Indeed, conditioned by the recordings, King’s ballet used African concepts of energy, asymmetry and radical juxtaposition more pervasively than African movement per se--and these elements transformed ballet attack, sequencing and body-sculpture in startling and innovative ways. Suddenly, a hot, sophisticated, futuristic classical style rooted in black culture seemed a fait accompli.

Unfortunately, “Signs and Wonders” represented the engagement’s only glimpse of that style. In another new piece, “The Joplin Dances,” Harlem principal Robert Garland fashioned a fluent, predictable neoclassic entertainment using ragtime music and assumptions about choreographic structure and presentation dating back to Petipa.
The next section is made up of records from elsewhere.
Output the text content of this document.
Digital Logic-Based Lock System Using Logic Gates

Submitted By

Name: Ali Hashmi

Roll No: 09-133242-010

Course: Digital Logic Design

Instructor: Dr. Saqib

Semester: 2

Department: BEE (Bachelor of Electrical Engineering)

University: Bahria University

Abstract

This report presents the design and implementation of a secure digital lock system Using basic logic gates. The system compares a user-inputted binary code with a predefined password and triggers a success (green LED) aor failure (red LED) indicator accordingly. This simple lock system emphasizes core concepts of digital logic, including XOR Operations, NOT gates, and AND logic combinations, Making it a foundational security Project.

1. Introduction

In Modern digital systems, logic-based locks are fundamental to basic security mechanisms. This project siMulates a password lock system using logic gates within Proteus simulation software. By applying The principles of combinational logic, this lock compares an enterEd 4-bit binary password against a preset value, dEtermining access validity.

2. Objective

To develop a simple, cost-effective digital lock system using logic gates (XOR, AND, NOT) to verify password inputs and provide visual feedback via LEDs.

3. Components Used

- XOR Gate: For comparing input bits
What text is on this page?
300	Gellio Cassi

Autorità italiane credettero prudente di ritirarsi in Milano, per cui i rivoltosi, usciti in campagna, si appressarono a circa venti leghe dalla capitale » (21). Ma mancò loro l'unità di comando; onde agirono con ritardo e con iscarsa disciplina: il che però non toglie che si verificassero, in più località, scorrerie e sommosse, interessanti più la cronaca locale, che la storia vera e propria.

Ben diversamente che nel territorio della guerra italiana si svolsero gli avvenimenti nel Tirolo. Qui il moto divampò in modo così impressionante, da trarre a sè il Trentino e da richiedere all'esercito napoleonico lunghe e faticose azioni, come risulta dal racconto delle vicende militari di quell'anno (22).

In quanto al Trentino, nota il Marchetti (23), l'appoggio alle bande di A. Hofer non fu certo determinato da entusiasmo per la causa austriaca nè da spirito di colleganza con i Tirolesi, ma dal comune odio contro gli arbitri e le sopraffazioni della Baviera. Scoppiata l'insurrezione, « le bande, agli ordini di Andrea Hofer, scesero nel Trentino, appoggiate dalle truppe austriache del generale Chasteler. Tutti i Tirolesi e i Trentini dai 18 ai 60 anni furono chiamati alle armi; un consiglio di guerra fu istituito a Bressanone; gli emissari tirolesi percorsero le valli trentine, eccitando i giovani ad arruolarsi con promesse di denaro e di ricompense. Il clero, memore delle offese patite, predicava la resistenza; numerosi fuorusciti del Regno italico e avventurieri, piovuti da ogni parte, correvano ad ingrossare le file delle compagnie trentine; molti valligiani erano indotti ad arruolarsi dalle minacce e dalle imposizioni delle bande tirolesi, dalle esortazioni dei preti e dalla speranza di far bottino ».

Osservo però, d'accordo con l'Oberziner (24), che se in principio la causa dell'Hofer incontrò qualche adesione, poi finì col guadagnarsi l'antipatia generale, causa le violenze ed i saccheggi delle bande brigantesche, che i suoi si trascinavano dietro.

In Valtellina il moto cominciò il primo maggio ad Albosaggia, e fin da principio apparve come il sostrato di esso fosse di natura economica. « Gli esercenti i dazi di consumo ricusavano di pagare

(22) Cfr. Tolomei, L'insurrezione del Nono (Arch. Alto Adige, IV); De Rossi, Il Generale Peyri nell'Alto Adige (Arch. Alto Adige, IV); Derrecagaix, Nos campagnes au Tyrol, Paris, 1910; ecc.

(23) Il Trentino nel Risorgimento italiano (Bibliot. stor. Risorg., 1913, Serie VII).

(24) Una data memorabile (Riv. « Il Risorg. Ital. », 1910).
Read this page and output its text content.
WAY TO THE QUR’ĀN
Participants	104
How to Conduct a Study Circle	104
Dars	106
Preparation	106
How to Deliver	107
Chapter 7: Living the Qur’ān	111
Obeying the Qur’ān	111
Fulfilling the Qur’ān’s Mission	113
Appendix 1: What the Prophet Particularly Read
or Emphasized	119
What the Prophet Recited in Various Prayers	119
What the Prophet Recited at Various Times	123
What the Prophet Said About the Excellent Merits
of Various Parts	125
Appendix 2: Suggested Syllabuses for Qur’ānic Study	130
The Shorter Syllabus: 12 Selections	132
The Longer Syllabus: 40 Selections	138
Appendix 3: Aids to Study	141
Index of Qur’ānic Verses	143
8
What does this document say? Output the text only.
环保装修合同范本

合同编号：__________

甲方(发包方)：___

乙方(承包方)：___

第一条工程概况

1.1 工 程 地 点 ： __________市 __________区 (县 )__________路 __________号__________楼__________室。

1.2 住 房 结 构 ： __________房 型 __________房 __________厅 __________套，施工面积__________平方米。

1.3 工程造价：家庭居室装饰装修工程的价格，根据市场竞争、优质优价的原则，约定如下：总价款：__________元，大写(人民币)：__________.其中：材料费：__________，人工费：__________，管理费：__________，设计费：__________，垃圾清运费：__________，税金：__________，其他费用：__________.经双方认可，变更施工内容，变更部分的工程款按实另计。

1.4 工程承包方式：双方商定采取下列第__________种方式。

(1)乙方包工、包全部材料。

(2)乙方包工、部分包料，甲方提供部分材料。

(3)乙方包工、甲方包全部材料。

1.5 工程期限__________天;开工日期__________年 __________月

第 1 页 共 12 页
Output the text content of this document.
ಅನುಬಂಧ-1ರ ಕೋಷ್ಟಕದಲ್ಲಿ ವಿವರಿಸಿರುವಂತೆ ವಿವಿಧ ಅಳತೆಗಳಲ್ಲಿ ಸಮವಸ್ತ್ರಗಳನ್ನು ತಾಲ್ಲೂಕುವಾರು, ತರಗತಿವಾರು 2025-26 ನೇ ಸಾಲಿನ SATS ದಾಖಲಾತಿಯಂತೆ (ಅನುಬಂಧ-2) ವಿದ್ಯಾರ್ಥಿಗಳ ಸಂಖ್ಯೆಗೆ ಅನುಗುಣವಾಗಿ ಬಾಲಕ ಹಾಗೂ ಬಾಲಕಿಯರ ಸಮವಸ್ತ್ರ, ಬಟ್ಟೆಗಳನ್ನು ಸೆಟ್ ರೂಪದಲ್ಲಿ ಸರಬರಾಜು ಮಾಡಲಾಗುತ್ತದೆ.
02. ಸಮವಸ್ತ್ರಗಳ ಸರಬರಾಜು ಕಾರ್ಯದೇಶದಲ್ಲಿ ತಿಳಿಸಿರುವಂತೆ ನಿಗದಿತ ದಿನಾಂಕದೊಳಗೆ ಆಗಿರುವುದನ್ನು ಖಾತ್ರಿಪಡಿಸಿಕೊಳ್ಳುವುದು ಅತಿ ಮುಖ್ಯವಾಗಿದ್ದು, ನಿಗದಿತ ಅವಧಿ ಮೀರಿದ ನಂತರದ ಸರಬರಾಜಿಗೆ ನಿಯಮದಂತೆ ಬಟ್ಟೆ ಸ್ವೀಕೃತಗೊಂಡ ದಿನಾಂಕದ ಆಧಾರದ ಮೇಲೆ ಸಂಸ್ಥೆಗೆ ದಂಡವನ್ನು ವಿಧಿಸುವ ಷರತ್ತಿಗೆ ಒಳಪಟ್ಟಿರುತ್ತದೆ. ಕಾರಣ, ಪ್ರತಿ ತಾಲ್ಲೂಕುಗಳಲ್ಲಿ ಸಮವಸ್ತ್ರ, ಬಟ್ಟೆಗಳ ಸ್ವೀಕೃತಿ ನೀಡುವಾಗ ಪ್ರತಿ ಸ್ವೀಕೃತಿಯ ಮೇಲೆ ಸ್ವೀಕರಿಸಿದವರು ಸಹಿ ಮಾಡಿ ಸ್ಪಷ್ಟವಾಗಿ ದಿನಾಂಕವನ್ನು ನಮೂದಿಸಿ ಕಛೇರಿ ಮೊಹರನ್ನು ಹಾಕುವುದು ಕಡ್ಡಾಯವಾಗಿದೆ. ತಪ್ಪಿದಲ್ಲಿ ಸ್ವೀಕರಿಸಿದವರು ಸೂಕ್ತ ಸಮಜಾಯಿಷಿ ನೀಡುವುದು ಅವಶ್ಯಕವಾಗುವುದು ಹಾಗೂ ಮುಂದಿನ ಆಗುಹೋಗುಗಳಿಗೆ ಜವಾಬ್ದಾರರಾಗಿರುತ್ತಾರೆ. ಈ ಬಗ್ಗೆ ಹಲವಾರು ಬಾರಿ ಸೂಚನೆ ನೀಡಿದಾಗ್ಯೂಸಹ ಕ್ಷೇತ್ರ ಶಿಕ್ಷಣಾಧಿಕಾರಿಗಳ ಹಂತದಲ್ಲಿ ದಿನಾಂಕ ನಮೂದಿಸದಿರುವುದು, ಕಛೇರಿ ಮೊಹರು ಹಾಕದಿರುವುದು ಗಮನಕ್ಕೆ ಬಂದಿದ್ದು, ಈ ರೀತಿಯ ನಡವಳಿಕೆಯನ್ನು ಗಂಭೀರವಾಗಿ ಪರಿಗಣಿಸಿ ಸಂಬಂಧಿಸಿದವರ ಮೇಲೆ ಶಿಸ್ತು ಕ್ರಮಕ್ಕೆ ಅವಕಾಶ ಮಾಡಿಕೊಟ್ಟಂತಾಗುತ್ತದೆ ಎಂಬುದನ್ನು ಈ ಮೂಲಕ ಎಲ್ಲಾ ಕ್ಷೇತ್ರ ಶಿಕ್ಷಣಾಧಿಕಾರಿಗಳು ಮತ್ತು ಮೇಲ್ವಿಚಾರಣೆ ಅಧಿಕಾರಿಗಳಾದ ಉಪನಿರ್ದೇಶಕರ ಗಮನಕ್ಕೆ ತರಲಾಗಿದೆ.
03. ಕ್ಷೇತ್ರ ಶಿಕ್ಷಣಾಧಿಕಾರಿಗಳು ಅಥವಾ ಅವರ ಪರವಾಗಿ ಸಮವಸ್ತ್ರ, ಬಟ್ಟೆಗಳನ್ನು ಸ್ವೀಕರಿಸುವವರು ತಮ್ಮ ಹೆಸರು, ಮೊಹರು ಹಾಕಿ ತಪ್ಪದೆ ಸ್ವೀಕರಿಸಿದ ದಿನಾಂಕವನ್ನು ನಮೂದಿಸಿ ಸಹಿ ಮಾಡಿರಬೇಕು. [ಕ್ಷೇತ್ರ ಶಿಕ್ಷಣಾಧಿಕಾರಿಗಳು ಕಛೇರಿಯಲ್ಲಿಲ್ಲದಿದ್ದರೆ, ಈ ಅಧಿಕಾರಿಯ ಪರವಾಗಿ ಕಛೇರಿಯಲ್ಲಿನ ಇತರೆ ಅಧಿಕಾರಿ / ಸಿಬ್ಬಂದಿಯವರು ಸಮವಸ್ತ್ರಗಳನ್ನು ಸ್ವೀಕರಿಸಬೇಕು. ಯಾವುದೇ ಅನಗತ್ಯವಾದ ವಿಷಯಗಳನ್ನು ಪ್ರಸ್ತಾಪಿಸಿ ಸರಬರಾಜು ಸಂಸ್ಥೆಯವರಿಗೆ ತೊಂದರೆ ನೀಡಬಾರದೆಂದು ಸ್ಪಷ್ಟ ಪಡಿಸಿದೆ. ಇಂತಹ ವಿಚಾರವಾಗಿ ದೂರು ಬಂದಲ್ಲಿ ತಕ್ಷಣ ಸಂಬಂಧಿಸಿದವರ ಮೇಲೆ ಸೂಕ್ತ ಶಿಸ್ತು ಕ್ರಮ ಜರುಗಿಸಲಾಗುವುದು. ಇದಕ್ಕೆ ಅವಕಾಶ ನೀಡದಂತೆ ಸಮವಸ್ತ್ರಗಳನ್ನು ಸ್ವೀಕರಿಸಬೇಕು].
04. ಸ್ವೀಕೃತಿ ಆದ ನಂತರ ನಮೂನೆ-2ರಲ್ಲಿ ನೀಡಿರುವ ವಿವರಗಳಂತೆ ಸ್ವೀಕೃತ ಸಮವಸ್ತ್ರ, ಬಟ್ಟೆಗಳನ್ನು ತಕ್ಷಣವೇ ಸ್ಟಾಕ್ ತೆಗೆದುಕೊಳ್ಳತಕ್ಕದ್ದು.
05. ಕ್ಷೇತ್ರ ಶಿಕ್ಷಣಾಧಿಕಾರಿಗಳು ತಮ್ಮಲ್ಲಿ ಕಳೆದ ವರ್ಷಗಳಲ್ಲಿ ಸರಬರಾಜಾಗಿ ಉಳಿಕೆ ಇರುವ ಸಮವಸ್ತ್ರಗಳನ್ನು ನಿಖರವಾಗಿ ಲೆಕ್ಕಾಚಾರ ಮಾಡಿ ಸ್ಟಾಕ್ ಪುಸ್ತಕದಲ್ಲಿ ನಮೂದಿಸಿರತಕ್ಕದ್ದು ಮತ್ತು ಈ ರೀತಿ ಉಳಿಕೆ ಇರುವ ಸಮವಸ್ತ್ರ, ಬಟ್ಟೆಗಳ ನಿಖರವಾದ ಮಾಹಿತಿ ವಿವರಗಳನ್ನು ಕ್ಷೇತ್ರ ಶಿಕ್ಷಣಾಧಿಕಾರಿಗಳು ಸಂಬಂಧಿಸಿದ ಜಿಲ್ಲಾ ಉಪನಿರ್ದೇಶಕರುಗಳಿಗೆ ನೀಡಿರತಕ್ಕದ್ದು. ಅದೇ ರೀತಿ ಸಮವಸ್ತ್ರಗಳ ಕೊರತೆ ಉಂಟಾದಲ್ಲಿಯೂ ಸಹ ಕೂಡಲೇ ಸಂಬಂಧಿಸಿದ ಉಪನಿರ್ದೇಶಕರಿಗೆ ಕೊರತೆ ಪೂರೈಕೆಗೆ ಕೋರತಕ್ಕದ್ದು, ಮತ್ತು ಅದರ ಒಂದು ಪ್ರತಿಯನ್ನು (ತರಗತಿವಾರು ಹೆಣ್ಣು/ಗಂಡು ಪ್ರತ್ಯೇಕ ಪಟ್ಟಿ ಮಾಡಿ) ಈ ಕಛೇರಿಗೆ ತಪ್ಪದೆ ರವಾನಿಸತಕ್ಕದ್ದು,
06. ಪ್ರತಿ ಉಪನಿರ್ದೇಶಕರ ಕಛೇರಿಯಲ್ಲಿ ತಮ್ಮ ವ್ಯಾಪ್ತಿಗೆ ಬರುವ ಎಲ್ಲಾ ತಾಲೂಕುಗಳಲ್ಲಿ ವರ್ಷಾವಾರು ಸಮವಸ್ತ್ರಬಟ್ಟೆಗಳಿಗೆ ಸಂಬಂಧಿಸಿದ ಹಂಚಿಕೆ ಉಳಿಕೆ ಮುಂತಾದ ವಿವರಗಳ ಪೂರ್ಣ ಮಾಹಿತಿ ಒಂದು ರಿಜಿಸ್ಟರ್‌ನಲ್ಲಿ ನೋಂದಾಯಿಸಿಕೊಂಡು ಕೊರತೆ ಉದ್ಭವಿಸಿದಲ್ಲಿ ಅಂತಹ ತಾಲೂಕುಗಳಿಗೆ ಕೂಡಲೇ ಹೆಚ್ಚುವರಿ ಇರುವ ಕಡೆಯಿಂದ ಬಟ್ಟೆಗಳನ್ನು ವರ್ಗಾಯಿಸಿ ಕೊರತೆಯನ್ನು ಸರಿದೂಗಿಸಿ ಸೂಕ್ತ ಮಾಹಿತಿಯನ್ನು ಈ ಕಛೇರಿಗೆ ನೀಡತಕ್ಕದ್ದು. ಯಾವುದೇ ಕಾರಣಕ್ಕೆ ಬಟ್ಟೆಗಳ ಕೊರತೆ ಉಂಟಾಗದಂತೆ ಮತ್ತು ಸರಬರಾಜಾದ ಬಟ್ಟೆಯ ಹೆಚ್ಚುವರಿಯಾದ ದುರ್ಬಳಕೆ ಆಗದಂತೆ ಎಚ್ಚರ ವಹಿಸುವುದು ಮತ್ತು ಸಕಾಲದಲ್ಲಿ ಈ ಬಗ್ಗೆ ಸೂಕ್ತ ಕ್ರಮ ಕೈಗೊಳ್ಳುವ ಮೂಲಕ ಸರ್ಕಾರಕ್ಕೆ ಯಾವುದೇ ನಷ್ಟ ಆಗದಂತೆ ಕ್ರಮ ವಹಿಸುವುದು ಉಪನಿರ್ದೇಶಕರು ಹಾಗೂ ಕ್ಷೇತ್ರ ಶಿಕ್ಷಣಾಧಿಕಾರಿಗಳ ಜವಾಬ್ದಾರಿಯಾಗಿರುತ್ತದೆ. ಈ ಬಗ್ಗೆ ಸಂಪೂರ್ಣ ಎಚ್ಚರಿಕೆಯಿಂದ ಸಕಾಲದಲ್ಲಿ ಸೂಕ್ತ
Nothing remarkable, though it was certainly pleasant on Friday to find senior ballerina Virginia Johnson’s warmth and proficiency intact. Williams, Hunter, Davis and, particularly, Simone Cardoso all danced proficiently here.

The company also looked fit and handsome Saturday evening in Geoffrey Holder’s plotless 1974 spectacle “Dougla” (to his music and in his costumes), with all its lovingly detailed gestural exoticism in place and the glorious processions-to-nowhere still remarkable for their mixture of haughtiness and vitality.

Although conductor David LaMarche let tension ebb in “Firebird,” the Pacific Symphony sounded excellent here and throughout the repertory.